Dans une étude réalisée par Anne Spiteri, polytechnicienne et ingénieure du génie rural des eaux et des forêts, le WWF France dresse un bilan accablant de la qualité réelle des eaux en France. Pour l’ONG, très insuffisantes, les mesures rassurantes actuelles conduisent à sous-estimer gravement l’ampleur de la pollution des rivières et des nappes phréatiques françaises.

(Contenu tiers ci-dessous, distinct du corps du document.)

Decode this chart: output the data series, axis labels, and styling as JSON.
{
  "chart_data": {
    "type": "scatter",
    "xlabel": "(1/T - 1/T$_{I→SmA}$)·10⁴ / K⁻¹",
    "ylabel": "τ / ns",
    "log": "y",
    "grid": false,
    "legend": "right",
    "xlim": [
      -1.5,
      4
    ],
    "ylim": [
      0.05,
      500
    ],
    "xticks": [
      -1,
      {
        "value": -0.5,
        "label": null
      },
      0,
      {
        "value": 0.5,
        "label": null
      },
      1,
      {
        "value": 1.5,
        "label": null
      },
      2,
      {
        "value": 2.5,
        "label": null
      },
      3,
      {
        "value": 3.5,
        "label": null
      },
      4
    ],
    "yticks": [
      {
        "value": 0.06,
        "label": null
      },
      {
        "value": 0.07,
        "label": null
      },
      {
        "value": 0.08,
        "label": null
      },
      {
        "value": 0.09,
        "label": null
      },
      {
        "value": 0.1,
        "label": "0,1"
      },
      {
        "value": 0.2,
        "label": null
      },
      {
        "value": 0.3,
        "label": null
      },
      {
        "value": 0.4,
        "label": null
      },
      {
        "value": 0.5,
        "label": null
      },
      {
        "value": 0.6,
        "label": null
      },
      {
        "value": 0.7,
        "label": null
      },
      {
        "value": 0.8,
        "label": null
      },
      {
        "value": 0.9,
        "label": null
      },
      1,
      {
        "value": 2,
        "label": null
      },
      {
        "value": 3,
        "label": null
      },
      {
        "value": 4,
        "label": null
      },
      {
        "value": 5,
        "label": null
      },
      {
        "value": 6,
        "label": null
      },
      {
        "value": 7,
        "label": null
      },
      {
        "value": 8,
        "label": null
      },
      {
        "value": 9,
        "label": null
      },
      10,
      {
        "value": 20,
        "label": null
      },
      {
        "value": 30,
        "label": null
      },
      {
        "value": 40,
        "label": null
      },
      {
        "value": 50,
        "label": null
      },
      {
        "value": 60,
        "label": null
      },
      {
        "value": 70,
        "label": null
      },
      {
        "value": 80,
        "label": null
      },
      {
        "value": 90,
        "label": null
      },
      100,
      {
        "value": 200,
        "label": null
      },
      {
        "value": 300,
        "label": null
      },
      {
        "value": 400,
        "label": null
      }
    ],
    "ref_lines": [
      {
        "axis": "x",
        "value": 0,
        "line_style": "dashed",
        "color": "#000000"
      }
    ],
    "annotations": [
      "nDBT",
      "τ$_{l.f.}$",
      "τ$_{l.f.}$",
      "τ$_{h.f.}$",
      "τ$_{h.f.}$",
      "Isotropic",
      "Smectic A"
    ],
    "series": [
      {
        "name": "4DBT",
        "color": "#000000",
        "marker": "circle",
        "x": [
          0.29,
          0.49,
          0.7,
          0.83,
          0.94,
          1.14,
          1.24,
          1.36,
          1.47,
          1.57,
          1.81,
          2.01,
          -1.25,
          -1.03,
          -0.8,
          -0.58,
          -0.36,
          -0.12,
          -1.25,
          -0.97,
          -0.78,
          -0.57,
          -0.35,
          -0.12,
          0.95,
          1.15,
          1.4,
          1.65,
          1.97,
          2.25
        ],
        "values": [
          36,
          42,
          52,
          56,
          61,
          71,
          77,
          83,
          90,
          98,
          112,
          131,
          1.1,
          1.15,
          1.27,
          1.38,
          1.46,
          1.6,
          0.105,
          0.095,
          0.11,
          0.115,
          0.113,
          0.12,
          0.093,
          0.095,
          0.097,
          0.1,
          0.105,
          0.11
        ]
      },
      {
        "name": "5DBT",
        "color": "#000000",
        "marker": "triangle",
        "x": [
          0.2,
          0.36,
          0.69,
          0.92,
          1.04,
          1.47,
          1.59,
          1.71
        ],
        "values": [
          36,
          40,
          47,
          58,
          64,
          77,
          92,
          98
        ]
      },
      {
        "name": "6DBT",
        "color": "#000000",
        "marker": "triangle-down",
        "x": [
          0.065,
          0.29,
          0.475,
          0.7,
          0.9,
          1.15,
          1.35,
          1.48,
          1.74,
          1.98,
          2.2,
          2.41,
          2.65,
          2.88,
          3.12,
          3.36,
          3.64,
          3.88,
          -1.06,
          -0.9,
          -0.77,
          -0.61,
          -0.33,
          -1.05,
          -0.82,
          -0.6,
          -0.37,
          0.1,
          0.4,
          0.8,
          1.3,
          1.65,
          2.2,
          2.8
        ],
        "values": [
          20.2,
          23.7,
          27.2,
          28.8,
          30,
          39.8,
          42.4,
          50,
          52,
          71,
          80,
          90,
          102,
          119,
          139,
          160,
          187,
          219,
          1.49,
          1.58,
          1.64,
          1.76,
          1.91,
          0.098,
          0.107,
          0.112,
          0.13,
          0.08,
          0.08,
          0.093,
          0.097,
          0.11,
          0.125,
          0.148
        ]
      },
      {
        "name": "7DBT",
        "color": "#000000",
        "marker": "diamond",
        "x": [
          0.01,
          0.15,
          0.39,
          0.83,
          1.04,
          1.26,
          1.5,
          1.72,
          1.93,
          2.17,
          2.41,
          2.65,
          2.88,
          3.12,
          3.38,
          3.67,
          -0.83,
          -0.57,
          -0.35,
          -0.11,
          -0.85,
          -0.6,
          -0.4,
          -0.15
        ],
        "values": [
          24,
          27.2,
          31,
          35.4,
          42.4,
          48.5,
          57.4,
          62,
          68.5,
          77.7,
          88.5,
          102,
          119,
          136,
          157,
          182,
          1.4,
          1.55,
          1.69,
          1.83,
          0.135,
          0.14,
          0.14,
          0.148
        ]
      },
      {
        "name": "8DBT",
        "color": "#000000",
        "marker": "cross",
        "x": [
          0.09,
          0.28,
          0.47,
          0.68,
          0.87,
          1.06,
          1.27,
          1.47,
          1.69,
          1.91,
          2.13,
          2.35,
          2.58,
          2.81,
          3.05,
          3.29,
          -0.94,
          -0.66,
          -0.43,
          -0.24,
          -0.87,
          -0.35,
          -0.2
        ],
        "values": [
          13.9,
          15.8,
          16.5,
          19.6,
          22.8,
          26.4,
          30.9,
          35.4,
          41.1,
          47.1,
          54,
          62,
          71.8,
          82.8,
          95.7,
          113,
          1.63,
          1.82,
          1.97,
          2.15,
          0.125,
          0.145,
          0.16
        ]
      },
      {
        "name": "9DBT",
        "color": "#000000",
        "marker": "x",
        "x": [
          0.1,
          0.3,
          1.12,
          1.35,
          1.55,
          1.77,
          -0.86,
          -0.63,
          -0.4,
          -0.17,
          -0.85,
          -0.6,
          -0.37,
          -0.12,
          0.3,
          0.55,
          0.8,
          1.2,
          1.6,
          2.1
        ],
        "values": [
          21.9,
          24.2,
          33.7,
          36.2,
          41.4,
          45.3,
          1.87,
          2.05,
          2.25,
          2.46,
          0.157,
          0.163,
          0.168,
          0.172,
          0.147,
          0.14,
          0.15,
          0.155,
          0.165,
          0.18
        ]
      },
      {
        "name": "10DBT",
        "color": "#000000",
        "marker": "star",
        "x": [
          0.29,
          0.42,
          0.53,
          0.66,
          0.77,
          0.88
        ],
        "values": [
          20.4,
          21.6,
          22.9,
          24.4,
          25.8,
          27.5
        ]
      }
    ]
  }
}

Dans une étude documentée, le WWF France soulève 3 problèmes majeurs à l’origine d’une « surveillance biaisée » des eaux superficielles et souterraines. L’ONG relève tout d’abord la « dramatique insuffisance du nombre de substances toxiques recherchées dans l’eau ». Elle souligne des protocoles de mesure inadaptés, en particulier pour les micropolluants chimiques. Enfin, l’étude d’Anne Spiteri révèle « des méthodes d’analyse des données impropres à décrire l’état réel des eaux superficielles et souterraines ».
L’étude évoque notamment « des données officielles souvent incohérentes et peu pertinentes » et un état des eaux brutes « très préoccupant », même sous-évalué. Parmi les nombreuses inquiétudes de l’auteur de cette recherche, l’étude évoque la question de l’atrazine (A), largement utilisée de 1960 à 2003, sa dégradation produisant essentiellement du déséthylatrazine (DEA), du déisopropylatrazine (DIA), du déséthyldéisopropylatrazine (DEDIA) et de l’hydroxyatrazine (HA). Très solubles et mobiles, ces 5 substances contamineraient les eaux souterraines « pour plusieurs décennies et avec des teneurs qui peuvent être élevées » relève Anne Spiteri.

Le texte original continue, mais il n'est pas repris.